2. Voor een meer uitgebreide weergave van de in dit geding van belang zijnde feiten en omstandigheden wordt verwezen naar de aangevallen uitspraak. De Raad volstaat met het volgende.
2.1. Appellante is in 1989 in dienst getreden bij de Koninklijke Marine (KM). Zij heeft daar administratieve werkzaamheden verricht. Met ingang van 1 juni 2000 is zij eervol ontslagen wegens blijvende ongeschiktheid voor het vervullen van de dienst uit hoofde van een ziekte of een gebrek.

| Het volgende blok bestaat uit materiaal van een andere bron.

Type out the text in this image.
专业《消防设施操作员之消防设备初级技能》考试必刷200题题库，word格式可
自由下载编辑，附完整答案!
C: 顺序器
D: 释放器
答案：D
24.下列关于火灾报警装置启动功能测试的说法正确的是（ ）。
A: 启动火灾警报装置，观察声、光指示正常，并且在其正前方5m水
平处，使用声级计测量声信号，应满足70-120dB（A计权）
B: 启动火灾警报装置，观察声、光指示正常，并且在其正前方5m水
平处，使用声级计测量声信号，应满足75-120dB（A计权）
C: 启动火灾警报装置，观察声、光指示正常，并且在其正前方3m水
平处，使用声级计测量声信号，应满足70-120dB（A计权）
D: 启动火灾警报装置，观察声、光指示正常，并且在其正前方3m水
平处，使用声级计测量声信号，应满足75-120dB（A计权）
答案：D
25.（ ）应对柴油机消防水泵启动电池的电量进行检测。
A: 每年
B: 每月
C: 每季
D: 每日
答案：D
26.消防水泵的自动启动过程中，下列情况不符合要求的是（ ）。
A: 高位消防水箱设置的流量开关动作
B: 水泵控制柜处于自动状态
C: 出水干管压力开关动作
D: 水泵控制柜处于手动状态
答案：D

2.2. Bij brief van 1 augustus 2001 heeft appellante de minister aansprakelijk gesteld voor de schade die zij lijdt als gevolg van haar arbeidsgerelateerde klachten, die door de behandelend artsen zijn geduid als Repetitive Strain Injury (RSI). Bij besluit van 12 december 2001 heeft de minister aansprakelijkheid voor de gezondheidsschade van appellante erkend. Daartoe is overwogen dat uit een onderzoek naar voren is gekomen dat de KM niet tijdig de werkruimte van appellante op zodanige wijze heeft ingericht dat de door haar geleden schade kon worden voorkomen of verminderd.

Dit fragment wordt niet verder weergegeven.